Sabah Authorities Push for Quality to Match Connectivity
Sabah’s tourism and aviation planners are keenly aware that improved air connectivity alone will not secure the state’s long-term position as a premium nature and beach destination. The state government has repeatedly stressed the need for quality tourism growth, encouraging investment not just in new resorts but also in workforce development and community-based tourism that spreads benefits beyond Kota Kinabalu.
Officials are working with Malaysia Airports, airlines and the Sabah Tourism Board to synchronize route development with upgraded airport facilities, guided-tour standards and hospitality training. There is growing recognition that a guest’s impression of service begins at immigration counters and airport arrival halls, and continues through transport, check-in and excursions, not only within the walls of a resort.
Several hotel associations and resort owners have launched joint training initiatives focused on language, guest relations and sustainability practices, aiming to raise standards before the Visit Malaysia 2026 campaign brings an even larger international audience. Some properties are experimenting with higher staff-to-room ratios and clearer career paths to retain talent, particularly in front-of-house and culinary roles where expectations from Chinese and European guests are rising fastest.
However, hoteliers acknowledge that change will take time. The surge in arrivals off the back of new routes has in some cases outpaced the speed at which resorts can recruit, train and invest. Until that gap narrows, Sabah risks a disconnect between its strong air access and the on-the-ground experience, especially at the top end of the market that it is increasingly courting.
Balancing Mass Tourism With Premium Experiences
The challenge for Sabah now is to balance the volume-driven benefits of more flights from China, Brunei and regional hubs with a premium brand promise targeted at higher-spend visitors from the UK and beyond. Large package-tour groups help fill planes and hotel blocks, but they can strain facilities and staff at peak times, sometimes at the expense of independent travelers paying higher rates for privacy and bespoke service.
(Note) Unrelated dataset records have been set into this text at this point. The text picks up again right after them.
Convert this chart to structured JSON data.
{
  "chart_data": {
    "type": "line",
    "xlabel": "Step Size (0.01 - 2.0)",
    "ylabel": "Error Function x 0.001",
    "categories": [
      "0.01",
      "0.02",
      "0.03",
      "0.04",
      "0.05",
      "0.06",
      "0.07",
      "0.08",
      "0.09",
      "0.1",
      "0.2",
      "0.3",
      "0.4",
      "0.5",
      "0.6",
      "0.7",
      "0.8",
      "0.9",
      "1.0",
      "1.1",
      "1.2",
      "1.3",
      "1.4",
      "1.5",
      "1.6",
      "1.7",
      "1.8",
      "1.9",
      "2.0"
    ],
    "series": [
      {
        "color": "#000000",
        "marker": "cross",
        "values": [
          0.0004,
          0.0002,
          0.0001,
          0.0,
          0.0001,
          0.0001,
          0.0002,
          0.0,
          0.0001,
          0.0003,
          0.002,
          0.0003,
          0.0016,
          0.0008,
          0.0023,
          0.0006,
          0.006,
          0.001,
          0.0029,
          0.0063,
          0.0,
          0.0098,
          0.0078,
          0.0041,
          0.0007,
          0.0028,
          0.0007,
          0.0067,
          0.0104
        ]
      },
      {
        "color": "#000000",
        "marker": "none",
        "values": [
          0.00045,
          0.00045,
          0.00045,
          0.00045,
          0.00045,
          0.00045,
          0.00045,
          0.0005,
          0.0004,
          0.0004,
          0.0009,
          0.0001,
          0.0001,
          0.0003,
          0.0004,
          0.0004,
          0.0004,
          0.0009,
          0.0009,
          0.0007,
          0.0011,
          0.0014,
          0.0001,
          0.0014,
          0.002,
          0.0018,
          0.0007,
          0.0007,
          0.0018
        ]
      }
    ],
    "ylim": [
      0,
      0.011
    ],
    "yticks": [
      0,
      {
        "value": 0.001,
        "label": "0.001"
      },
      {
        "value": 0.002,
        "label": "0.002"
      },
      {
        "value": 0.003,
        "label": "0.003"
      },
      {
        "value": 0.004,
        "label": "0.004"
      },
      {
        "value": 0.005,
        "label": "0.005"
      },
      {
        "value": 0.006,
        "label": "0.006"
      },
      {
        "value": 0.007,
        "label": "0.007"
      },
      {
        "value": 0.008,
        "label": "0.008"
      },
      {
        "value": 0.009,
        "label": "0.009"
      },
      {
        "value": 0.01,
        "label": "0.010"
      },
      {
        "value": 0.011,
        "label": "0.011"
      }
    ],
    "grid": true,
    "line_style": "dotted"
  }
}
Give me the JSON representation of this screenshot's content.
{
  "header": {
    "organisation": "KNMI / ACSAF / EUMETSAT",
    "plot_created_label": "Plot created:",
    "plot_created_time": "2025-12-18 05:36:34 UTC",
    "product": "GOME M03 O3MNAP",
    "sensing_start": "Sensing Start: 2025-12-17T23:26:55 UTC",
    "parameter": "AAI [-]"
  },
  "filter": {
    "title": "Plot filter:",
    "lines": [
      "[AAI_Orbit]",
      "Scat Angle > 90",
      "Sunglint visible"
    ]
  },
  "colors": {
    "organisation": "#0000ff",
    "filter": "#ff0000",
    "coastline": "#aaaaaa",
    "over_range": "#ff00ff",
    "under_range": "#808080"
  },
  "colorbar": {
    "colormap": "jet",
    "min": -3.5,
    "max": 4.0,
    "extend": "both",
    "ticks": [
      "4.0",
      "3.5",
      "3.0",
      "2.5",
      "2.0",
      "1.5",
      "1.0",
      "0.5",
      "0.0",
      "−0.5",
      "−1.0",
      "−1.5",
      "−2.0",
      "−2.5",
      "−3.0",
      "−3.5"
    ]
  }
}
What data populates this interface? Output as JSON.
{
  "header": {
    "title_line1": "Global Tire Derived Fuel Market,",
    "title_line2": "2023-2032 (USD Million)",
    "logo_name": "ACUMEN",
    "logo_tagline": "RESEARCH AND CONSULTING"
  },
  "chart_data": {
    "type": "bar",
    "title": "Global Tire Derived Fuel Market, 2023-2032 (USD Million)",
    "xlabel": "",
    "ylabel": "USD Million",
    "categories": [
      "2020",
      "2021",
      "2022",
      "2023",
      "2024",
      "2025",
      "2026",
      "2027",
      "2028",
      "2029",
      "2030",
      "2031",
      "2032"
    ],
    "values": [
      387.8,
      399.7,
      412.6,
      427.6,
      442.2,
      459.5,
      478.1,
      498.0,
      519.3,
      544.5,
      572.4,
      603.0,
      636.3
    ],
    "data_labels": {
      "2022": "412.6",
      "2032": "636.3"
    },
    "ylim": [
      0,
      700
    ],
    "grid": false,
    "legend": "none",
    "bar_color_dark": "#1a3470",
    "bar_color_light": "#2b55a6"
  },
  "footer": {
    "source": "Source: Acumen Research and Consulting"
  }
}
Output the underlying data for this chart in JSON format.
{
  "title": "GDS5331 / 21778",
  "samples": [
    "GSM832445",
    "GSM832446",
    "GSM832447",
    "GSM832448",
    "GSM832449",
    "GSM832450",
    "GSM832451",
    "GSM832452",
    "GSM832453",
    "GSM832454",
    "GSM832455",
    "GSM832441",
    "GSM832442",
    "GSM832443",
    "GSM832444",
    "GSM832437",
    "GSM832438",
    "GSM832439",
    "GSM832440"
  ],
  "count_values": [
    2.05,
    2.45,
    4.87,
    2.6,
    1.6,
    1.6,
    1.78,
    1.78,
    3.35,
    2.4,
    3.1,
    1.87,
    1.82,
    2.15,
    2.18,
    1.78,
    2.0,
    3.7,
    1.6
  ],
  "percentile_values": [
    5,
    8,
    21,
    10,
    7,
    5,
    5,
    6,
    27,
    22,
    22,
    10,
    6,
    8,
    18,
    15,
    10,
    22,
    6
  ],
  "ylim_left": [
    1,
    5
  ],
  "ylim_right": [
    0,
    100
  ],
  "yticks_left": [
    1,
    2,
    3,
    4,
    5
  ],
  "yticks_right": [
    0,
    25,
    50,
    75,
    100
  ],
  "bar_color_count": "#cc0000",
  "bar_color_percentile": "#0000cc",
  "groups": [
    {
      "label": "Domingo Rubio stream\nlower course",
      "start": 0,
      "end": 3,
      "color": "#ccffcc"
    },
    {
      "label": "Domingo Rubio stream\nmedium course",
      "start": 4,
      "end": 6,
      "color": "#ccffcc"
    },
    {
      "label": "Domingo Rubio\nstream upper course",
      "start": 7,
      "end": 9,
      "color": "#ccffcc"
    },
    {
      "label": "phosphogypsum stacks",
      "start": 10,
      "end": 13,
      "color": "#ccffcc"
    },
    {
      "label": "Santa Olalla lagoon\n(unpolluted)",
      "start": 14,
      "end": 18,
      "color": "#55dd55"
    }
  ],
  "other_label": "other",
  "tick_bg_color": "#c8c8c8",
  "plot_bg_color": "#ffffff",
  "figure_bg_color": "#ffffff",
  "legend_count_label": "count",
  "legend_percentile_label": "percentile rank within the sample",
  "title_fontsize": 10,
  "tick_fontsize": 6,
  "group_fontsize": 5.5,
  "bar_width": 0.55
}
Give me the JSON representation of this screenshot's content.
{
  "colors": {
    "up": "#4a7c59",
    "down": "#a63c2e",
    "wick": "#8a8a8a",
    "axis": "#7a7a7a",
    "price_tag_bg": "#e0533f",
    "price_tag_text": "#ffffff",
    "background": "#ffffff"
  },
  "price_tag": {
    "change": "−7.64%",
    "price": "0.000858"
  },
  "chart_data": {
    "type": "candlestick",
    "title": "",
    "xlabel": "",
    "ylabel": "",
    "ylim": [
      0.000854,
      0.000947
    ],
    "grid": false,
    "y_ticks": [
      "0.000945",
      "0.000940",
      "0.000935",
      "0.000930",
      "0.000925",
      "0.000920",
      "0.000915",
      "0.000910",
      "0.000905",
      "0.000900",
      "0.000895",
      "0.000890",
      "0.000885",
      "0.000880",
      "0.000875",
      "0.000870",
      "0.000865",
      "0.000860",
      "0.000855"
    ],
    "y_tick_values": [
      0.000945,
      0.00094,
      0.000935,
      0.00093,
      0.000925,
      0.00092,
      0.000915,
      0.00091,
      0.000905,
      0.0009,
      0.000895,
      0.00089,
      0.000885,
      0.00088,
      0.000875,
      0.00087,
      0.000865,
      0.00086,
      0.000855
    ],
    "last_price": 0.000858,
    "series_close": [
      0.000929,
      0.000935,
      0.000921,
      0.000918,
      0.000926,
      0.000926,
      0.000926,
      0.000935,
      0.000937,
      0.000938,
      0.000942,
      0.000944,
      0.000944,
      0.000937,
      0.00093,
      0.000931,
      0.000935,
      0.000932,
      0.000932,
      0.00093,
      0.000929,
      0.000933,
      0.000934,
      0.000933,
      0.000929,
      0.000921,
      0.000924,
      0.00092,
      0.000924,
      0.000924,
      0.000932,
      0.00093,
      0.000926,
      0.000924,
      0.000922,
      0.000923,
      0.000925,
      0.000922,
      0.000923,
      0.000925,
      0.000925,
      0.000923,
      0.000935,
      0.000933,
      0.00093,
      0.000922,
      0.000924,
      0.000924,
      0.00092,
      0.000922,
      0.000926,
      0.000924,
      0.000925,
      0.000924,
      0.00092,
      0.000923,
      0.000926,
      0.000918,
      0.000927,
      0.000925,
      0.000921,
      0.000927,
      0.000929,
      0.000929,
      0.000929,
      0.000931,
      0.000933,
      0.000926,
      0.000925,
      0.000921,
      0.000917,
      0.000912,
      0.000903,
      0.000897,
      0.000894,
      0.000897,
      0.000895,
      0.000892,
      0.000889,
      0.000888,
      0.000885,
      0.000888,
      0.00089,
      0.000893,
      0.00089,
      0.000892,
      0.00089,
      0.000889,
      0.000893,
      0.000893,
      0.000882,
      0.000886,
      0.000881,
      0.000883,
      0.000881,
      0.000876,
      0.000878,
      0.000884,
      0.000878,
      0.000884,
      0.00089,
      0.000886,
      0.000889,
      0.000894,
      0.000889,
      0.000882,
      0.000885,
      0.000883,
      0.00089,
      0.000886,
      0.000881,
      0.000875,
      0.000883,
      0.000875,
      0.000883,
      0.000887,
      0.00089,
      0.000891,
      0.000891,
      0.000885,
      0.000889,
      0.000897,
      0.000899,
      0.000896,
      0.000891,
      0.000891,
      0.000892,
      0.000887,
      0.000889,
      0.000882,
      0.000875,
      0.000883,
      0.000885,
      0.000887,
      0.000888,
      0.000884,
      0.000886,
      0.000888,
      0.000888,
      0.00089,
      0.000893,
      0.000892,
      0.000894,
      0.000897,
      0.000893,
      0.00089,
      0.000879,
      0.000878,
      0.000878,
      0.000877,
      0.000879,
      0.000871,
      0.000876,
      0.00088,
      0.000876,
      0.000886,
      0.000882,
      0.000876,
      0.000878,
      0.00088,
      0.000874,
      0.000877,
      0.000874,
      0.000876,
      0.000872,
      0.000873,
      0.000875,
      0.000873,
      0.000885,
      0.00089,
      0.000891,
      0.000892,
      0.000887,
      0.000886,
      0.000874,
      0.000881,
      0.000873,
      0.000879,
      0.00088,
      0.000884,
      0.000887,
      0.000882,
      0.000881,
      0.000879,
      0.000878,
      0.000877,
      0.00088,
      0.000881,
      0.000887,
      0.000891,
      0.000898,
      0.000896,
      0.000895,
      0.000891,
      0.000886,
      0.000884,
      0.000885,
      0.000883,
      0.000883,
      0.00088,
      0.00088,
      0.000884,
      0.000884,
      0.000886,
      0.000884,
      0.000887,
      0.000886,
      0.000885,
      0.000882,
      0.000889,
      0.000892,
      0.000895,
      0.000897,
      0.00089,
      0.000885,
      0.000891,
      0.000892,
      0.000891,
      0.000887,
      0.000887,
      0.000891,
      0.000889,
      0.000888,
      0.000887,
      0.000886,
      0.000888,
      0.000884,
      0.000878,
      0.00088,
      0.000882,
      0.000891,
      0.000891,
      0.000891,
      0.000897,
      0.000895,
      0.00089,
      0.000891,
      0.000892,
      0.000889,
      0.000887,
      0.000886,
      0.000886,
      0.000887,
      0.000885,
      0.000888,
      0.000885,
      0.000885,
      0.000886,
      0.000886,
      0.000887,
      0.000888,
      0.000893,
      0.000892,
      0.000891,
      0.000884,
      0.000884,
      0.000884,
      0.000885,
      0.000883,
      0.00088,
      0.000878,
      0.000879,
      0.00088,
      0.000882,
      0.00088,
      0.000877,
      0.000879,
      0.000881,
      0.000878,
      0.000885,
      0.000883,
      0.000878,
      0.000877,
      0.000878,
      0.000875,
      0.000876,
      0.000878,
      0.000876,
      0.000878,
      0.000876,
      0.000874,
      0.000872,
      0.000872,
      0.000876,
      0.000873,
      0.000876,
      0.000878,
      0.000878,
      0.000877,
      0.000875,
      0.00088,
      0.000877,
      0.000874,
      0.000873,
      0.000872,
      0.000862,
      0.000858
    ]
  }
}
Destination planners are therefore looking more closely at dispersal strategies, promoting lesser-known islands, inland cultural villages and highland stays to spread visitor flows. By encouraging Chinese and regional guests to explore beyond Kota Kinabalu’s city center and flagship islands, Sabah hopes to reduce pressure on marquee resorts and give service teams breathing space to deliver a more consistent experience.
For now, the state stands at an inflection point. Airlines are clearly betting on Sabah’s future as a regional tourism hub, committing aircraft and marketing budgets to new and expanded routes. If luxury resorts and tourism operators can raise service quality and perceived value to match the ease of getting there, Sabah could convert its current tourism surge into a sustainable, higher-yield future. If not, it risks becoming another example of a destination where connectivity far outstrips the hospitality experience on arrival.